Mirabella smiled at him as she came to a stop at a red light. “I hope you know Mr. Eldridge is very lucky to have you.”

“It works both ways, Belle,” Zane told her. “My sister and I are lucky to have him. A lot of men in Eldridge Colton’s position would have kicked their wives’ first kids to the curb, or exiled them to a year-round program at some boarding school the second they were old enough. But he didn’t. Eldridge did right by Marceline and me. The least I can do is to repay that kindness and do right by him—that means, in part, keeping his department running smoothly—and it also means not sitting back while the sheriff and his people stumble along, trampling on clues. It means taking an active part in finding him,” Zane concluded.

She was moved by his passion and his dedication. “What can I do to help, Mr. Colton?”

He smiled at her offer. The woman really was very sweet, he thought.

“I’ll let you know,” he promised, although he really doubted there was anything she could do to help him find his father, which was his top priority at this moment and would continue to be until Eldridge was finally found.

* * *

They got back to the office building rather quickly. Mirabella returned his car back to its designated parking space, and then they rode up to the twenty-third floor together. Despite the fact that he was understandably preoccupied, Zane still couldn’t help noticing the queasy look on Mirabella’s face. It seemed to get more pronounced as the elevator bypassed all the lower floors and went straight up to their floor in what felt like record time.

The swift ascent had all but drained the little color from her face, bringing in its stead an exceedingly pained, pale hue.

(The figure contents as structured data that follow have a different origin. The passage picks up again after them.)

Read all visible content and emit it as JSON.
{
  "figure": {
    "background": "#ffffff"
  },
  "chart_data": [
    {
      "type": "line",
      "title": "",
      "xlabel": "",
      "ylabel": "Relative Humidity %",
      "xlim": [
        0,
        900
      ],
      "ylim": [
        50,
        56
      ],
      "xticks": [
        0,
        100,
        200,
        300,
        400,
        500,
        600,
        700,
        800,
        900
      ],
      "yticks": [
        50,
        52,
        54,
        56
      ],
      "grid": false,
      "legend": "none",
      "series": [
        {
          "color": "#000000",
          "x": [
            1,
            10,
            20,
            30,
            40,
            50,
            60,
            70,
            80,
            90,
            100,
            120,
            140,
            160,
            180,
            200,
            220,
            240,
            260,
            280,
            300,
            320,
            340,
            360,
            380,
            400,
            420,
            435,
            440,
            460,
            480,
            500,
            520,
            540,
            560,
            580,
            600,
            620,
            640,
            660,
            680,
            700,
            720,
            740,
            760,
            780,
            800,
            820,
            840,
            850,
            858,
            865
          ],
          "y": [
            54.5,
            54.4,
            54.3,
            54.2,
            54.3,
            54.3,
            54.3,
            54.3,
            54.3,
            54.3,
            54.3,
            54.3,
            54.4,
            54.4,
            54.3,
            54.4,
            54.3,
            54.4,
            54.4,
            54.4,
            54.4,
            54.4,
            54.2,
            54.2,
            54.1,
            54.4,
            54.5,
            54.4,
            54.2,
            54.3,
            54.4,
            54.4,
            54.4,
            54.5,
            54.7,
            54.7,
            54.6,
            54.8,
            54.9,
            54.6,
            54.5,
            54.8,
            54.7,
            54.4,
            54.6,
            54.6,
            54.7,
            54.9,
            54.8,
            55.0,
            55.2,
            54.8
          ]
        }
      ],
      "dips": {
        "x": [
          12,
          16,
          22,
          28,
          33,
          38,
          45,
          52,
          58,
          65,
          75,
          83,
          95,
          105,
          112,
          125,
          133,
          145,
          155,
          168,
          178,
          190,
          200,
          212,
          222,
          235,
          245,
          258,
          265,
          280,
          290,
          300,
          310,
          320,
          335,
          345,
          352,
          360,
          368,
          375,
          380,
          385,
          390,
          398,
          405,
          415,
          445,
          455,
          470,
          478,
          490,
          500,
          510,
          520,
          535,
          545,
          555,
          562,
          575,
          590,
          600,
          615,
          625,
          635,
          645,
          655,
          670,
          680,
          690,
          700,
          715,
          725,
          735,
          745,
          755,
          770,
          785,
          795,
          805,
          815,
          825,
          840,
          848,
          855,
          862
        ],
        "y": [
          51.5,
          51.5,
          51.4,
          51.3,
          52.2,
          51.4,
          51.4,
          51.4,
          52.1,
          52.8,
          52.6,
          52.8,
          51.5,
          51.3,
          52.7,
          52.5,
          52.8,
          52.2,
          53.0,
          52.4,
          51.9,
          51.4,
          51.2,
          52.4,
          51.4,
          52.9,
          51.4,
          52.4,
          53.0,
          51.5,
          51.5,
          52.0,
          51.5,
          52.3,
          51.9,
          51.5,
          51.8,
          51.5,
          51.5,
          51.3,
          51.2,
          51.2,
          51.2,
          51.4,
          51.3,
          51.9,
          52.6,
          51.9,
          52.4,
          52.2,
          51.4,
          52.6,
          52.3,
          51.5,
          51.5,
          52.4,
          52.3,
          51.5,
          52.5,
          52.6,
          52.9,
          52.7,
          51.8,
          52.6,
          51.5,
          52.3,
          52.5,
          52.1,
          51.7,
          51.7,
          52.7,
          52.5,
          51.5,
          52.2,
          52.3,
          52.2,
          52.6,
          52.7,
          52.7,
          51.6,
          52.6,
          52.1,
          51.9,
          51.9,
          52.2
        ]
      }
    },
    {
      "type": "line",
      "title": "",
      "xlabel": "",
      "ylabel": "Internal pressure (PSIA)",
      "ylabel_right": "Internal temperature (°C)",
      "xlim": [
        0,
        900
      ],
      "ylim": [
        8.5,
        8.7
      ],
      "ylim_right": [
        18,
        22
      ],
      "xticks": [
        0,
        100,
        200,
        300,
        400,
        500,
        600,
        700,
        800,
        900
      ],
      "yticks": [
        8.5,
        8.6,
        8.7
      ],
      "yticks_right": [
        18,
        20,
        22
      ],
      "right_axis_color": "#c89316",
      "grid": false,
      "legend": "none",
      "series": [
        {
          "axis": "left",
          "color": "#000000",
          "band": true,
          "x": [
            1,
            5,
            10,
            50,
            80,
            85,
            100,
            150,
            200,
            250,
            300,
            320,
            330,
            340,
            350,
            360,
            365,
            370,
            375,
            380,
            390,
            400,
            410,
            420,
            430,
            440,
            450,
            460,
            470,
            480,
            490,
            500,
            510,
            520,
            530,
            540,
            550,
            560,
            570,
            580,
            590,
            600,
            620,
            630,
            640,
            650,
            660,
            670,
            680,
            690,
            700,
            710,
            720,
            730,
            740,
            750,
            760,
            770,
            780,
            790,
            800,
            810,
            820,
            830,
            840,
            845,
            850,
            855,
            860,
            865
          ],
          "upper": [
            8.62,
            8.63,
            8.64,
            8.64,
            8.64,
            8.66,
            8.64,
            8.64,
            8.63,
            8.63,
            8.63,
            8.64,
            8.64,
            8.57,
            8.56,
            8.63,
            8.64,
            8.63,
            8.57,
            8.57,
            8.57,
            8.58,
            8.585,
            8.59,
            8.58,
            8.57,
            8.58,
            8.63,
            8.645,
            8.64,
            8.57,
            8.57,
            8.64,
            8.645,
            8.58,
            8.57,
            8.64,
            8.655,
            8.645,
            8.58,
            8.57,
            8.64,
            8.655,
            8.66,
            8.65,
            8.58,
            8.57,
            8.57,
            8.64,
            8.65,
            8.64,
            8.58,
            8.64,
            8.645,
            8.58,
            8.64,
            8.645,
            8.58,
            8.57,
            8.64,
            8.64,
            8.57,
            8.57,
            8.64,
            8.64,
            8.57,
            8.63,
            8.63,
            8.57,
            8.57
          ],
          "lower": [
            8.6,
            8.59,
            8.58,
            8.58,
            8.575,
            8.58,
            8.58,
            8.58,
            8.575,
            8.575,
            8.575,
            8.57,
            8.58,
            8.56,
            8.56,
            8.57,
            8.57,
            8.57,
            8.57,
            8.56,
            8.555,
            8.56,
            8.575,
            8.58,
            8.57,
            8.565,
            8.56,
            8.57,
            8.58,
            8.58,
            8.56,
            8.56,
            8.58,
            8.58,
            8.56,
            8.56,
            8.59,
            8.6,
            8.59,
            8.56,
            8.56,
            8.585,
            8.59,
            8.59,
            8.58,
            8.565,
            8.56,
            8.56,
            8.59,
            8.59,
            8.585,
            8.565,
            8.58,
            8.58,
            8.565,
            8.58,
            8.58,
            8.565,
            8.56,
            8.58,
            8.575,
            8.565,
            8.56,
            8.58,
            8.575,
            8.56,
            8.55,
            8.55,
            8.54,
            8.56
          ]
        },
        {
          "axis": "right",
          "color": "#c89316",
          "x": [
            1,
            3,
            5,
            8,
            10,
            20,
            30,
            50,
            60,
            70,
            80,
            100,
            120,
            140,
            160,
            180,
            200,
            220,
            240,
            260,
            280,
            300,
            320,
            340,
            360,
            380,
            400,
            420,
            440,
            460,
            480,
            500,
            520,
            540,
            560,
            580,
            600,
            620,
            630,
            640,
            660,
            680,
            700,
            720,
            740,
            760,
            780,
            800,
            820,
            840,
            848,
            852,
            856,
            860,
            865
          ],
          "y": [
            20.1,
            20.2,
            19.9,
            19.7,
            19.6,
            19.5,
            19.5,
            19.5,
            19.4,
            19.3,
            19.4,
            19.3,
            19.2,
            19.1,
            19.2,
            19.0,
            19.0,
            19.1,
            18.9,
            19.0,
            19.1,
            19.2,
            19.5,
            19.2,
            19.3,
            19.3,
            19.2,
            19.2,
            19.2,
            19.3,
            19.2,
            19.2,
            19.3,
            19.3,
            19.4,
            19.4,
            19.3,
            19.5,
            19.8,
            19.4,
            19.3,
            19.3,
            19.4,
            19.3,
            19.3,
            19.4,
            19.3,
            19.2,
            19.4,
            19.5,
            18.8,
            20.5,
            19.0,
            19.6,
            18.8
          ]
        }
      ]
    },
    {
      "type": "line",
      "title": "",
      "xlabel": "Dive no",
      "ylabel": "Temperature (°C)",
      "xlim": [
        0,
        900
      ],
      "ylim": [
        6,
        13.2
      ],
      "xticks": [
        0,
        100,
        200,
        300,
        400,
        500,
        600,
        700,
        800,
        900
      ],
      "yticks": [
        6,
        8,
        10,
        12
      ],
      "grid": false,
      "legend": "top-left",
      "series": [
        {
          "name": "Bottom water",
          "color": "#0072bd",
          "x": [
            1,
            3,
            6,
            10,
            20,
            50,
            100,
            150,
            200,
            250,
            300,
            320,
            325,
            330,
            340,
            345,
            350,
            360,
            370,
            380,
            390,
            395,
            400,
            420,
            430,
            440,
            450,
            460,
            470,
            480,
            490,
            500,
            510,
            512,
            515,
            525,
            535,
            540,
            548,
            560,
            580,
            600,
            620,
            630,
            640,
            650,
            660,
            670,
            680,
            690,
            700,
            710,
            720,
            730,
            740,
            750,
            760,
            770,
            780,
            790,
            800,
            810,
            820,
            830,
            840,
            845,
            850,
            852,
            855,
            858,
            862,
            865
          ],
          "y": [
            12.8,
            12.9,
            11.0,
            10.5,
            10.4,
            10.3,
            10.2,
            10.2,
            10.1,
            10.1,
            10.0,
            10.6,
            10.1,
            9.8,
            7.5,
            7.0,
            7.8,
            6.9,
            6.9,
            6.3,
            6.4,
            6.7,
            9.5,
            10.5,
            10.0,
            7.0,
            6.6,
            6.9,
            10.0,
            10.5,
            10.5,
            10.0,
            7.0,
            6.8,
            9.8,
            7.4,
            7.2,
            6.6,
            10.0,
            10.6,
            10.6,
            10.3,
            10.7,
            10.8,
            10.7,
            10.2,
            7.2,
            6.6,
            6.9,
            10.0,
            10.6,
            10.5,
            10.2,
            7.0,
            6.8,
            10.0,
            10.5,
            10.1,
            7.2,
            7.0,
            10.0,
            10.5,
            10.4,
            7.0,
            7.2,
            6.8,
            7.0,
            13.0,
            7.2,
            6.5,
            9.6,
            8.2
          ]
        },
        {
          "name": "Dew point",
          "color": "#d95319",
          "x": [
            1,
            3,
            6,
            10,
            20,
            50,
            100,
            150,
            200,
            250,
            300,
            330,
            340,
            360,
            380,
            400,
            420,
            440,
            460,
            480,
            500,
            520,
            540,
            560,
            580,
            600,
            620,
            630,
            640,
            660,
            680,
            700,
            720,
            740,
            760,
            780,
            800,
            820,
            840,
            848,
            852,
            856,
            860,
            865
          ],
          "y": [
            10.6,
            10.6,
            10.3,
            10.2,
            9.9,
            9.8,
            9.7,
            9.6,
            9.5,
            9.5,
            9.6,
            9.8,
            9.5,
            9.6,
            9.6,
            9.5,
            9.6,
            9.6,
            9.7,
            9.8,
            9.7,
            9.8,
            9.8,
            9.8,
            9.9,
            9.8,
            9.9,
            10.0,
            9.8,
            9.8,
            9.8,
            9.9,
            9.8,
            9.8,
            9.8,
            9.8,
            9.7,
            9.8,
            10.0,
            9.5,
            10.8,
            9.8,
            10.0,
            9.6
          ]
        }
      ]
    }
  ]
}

The moment the elevator door slid open, Mirabella vacated the silver enclosure. In his estimation, she seemed rather unsteady on her feet.

“I’ll be back in a moment,” she said, making a beeline for the ladies’ room.

The woman definitely belonged home. He watched as she disappeared into the bathroom farther down the hall.

He was debating following her and placing himself next to the ladies’ room door. If he heard her being sick, he was going to insist she get herself checked out by her own physician. He didn’t want to be responsible for her ruining her health.

However, right at that moment, he felt his cell phone vibrating in his jacket pocket.

Now what? he couldn’t help wondering, exasperated. Swiping his finger along the bottom of the screen, he braced himself as he said, “Zane Colton.”

“Mr. Colton,” the voice on the other end of the line said, “it’s Meyer.”

Zane instantly snapped to attention. “Have you got a name for me, Meyer?”

“Not yet, sir,” the man said apologetically. “Unfortunately, there’s a great deal of decryption to wade through. It’s taking longer than I thought, but I’m getting closer. I did find out the payments stopped a couple of days before your stepfather was kidnapped. That might have been motive enough for someone to kidnap him.”

Hopefully it wasn’t motive enough for someone to kill him, Zane thought.